Source : Le Diable dans la littérature française, de Cazotte à Baudelaire (1772-1861) par Max Milner, éditions José Corti, collection Les Essais.
On connaît l’invocation fameuse de Proudhon et qui fit
scandale : « Viens, Satan, viens, le calomnié des prêtres et des
rois que je t’embrasse, que je te serre sur ma poitrine. » Elle est de
1860, mais dès 1851, le philosophe anarchiste s’adressait à Satan à peu près
dans les mêmes termes.
Ayant représenté la tentation du Christ comme celle
d’un réformateur bien intentionné, mais inconséquent, par le « Génie des
Révolutions », il déplorait que le Nazaréen eût refusé l’alliance que
celui-ci lui proposait contre l’Éternel et permis ainsi aux pharisiens, aux
publicains et aux rois de reparaître « plus oppresseurs, plus rapaces,
plus infâmes que jamais. » Il s’adressait alors au Tentateur :
« À moi, Lucifer, Satan, qui que tu sois ! Démon que la foi de mes
pères opposa à Dieu et à l’Église ! Je porterai ta parole et je ne te
demande rien. »
Comme beaucoup de formules de Proudhon, celle-ci a
besoin, pour être comprise, d’être replacée dans son contexte. C’est ce qu’a
tenté de faire, avec beaucoup d’intelligence, le P. de Lubac dans son Proudhon
et le Christianisme : « Que signifient au juste de tels
cris ? Est-ce vraiment du satanisme, écho direct du Non serviam ?
Faut-il dire, avec Donoso Cortés, que jamais mortel n’a péché aussi gravement
contre l’humanité et contre le Saint-Esprit ? Faut-il, avec le même
auteur, parler d’un manichéisme proudhonien ? »

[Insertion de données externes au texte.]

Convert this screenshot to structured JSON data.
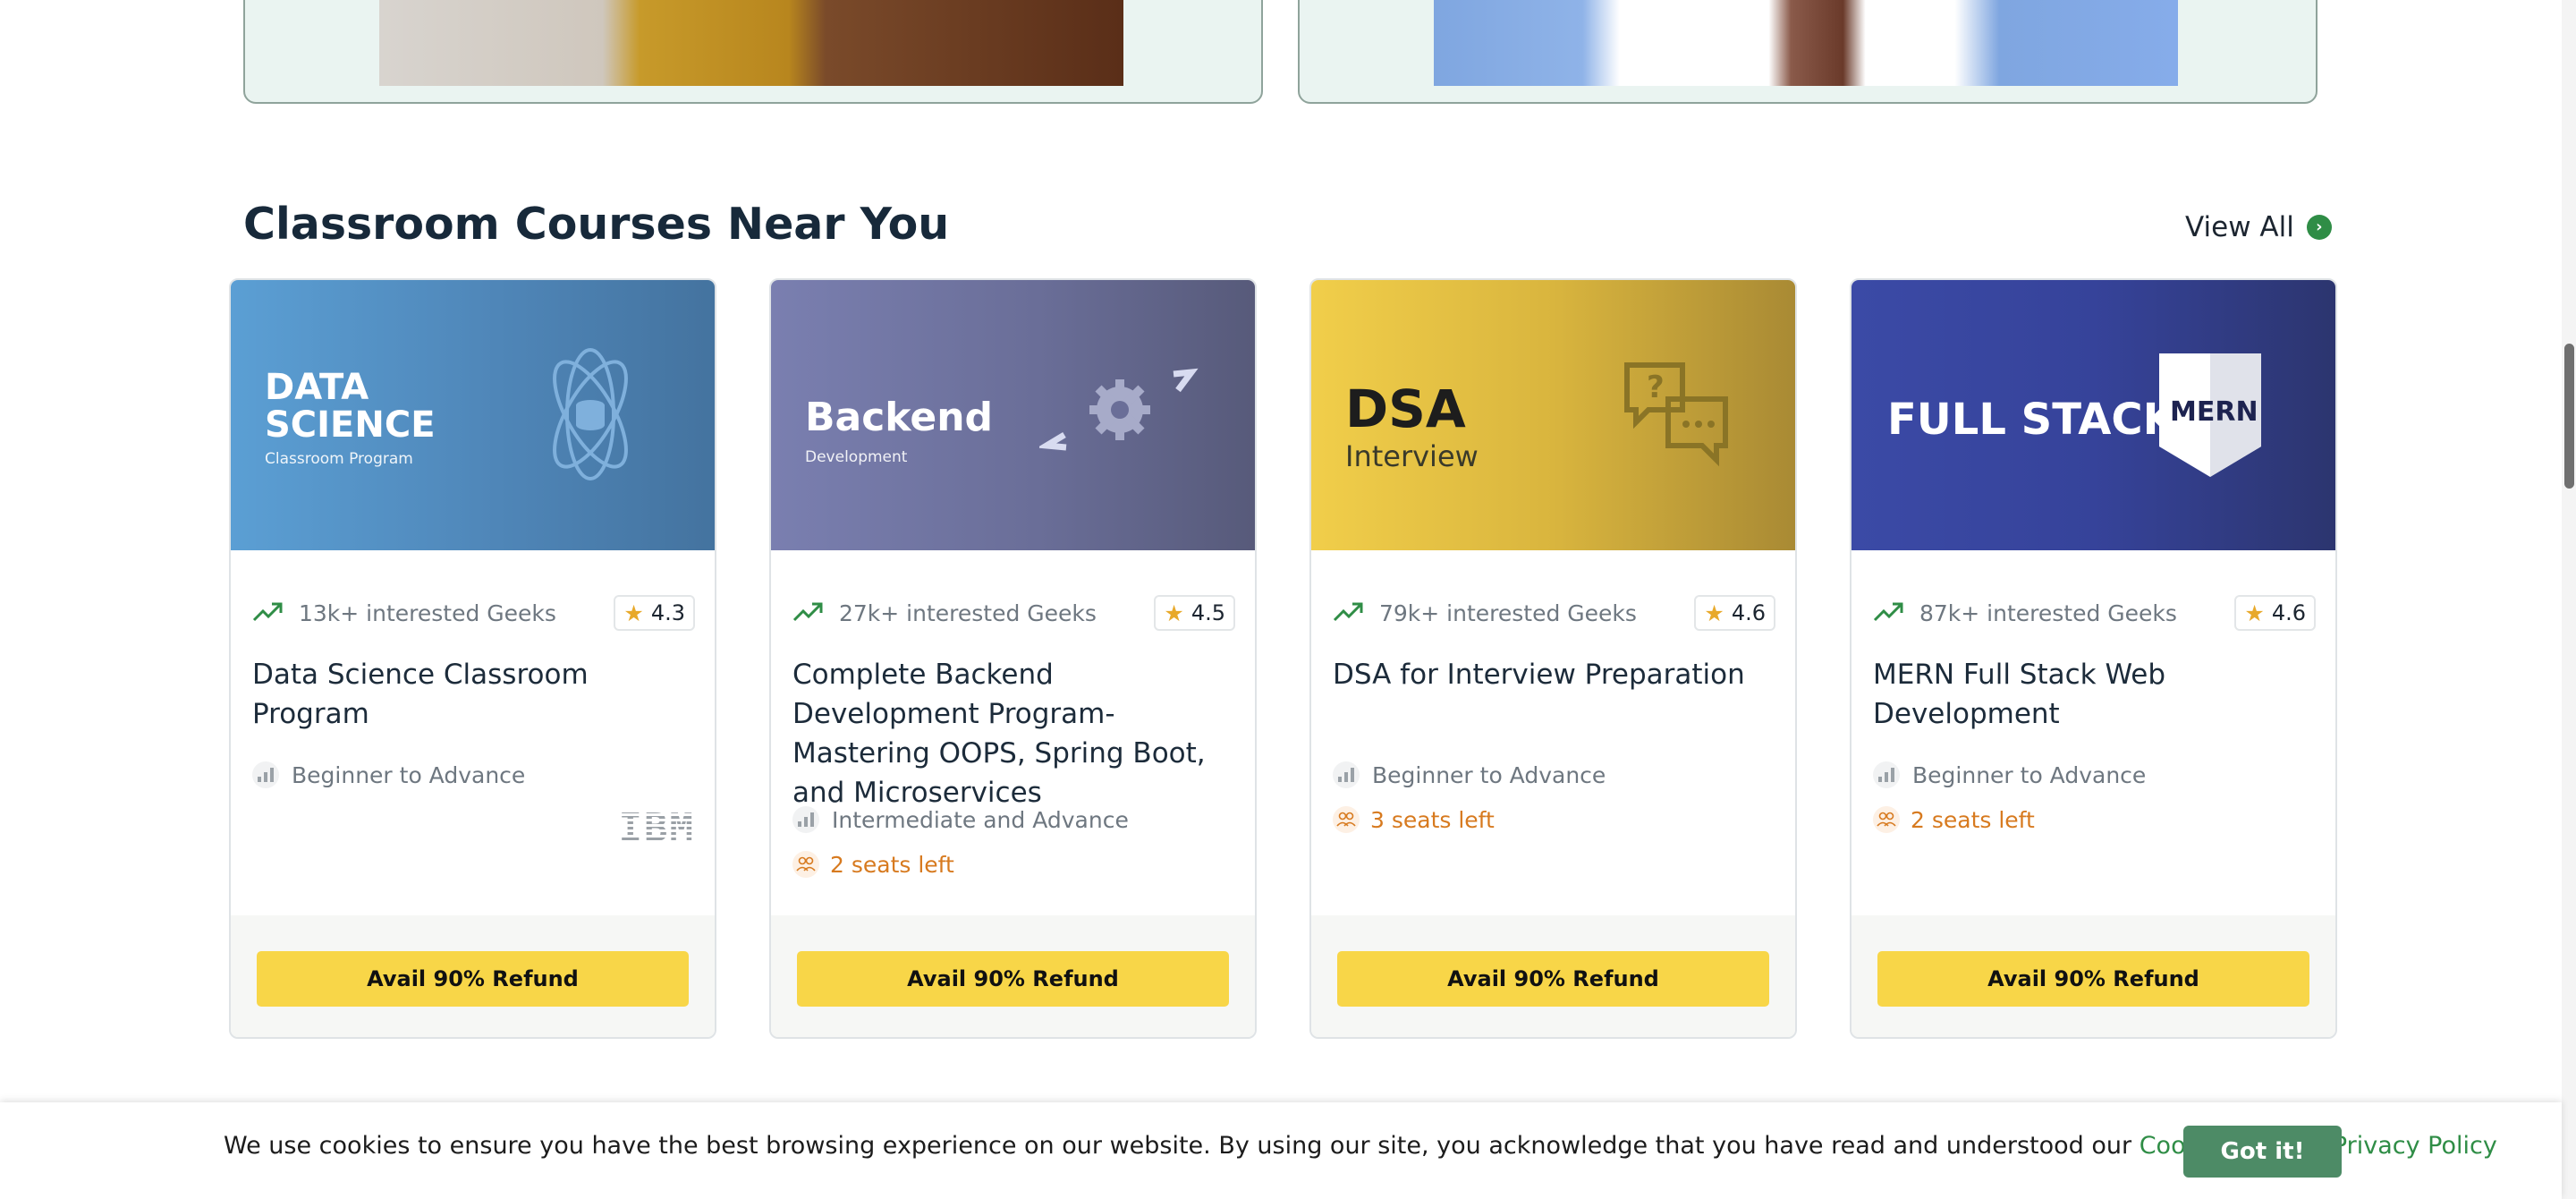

L’antithéisme Proudhonien n’a pas un signification
proprement religieuse ou morale, et ne comporte nulle complaisance envers la
négation ou le péché. « Dieu, c’est le mal » dans la mesure où la
conception traditionnelle de la divinité, exploitée sans vergogne par le
conservatisme social, fige l’absolu en une formule rigide et tend par là
impossible tout progrès. Proudhon ne croit pas que l’harmonie, l’absolu, existe
antérieurement au mouvement de l’histoire qui les appelle à l’existence et
puissent être réalisés sans conflits :
« Quant à moi, écrit-il dans cette même
étude sur Conscience et liberté, qui se terminera par l’invocation à Satan, mon
opinion ne saurait être douteuse : ce qui rend la création possible est, à
mes yeux, la même chose que ce qui rend la liberté possible, l’opposition des
puissances. C’est avoir une idée bien fausse de l’ordre du monde et de la vie
universelle que d’en faire un opéra. Je vois partout des forces en lutte ;
je ne découvre nulle part, je ne puis comprendre cette mélodie du grand Tout,
que croyait entendre Pythagore. »
On a reconnu la théorie de la création exposée par
Eliphas Lévi dans Le Testament de la liberté, mais alors que Constant a
tendance à minimiser les conflits qui résultent de sa conception de la liberté,
Proudhon tient à la fois à affirmer leur nécessité, le caractère inconditionnel
de la révolte, de la négation qui les provoque, et à faire comprendre que
« la liberté n’est pas absurde », que « malgré cette
allure critique, exterminante », elle, est « une puissance
d’affirmation autant que de négation, de production autant que de
destruction » permettant à l’homme de « réaliser dans la matière,
dans la vie et dans l’esprit ce que ni la matière, ni l’esprit, consultés
séparément, ne sauraient donné, mais ce que sa nature synthétique lui permet de
concevoir, l’idéal, l’image resplendissante et symbolique de l’absolu. »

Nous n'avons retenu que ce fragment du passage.